Robert responded, “Here’s the problem: That’s the basis of the show.”
The writers inserted a line about Luke appealing to the ethics committee for an exception. The line was cut later due to time constraints. Let’s face it: Ethics chatter is stultifying in the face of cerebellum-devouring insects.
Where might senators of opposing parties meet — like that’s going to happen — if one is trying to get the other to switch his vote?
“I suggested the Senate gift shop,” McCallum says. “It’s small, in the basement in the Dirksen building, and nobody hangs around there.”
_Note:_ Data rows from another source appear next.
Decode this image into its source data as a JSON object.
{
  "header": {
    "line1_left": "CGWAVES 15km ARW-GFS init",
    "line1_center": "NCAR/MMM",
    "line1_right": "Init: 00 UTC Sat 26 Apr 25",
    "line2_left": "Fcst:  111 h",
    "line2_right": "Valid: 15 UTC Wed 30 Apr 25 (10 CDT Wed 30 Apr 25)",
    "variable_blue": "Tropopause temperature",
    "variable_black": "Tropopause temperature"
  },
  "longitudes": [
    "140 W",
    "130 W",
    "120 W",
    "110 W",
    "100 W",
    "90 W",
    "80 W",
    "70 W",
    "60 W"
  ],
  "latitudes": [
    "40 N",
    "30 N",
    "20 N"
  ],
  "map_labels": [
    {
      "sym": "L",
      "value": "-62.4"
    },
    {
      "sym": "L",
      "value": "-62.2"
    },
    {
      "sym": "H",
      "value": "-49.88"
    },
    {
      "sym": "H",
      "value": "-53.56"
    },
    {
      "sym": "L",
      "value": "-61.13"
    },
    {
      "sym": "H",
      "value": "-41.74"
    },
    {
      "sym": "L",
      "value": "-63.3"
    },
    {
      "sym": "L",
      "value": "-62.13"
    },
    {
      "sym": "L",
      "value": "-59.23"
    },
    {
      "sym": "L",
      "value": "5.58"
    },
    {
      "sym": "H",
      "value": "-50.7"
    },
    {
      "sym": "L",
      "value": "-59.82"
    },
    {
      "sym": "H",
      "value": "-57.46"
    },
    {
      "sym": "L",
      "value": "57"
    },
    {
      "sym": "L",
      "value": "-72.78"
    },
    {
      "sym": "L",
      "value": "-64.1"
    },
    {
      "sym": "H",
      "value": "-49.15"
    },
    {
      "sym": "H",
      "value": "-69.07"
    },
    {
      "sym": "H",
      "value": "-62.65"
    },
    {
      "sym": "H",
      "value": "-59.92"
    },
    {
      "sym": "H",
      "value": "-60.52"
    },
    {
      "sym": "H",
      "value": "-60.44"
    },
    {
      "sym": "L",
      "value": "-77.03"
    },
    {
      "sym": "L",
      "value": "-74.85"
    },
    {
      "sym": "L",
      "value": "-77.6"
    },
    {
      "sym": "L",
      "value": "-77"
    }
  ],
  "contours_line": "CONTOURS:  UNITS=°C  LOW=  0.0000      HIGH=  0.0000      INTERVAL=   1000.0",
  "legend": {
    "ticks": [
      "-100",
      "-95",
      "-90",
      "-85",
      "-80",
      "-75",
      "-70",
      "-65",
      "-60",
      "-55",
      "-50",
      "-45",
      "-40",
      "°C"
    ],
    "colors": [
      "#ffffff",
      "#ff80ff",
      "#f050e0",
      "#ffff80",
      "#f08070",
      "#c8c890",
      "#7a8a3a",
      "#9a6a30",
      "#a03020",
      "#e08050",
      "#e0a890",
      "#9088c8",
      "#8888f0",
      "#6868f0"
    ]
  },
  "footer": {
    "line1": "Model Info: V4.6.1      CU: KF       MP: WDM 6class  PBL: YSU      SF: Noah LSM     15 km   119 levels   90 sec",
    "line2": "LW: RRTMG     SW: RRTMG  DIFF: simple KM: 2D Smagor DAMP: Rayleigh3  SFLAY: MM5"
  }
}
As for his advice and wisdom, McCallum says, the Kings and the show’s six writers “may listen to you, or they may not.”
Which is so Washington. And Hollywood, too.
“BrainDead’s” soundstage, located a few blocks down (fittingly) Kingsland Avenue from the couple’s office, re-creates sections of the Russell Senate Office Building, including basement quarters for a minority party senator (not true). The wardrobe room has a vast collection of nondescript shirts for men and black pencil skirts for women (true and true). And cherry blossom trees in full flower appear outside virtually every window (if only).
The Kings insist “BrianDead” will be fair and balanced, skewering both Democrats and Republicans.
Christine Baranski, who played Diane Lockhart on “The Good Wife,” says that, on that series, “They tried to see both sides of the story and not write just from the liberal point of view,” often the default Hollywood position. Robert has found comedy in the political divide before, in his screenplay for 1994’s rom-com “Speechless,” about speechwriters working for opposing candidates.
The Kings have mapped out “BrainDead’s” next three seasons — if the series is renewed. The same characters will move to Wall Street.
Michelle notes, “They have a reason.”
Robert, laughing, says, “Wait? Is it that strange that characters would move from Washington to Wall Street? The hard one is the third season, which is supposed to move to Silicon Valley.” The final season would be set in Hollywood.
The theme, Robert insists, will remain the same: “It is all about how our institutions are made stupid.”
With or without the help of brain-eating bugs.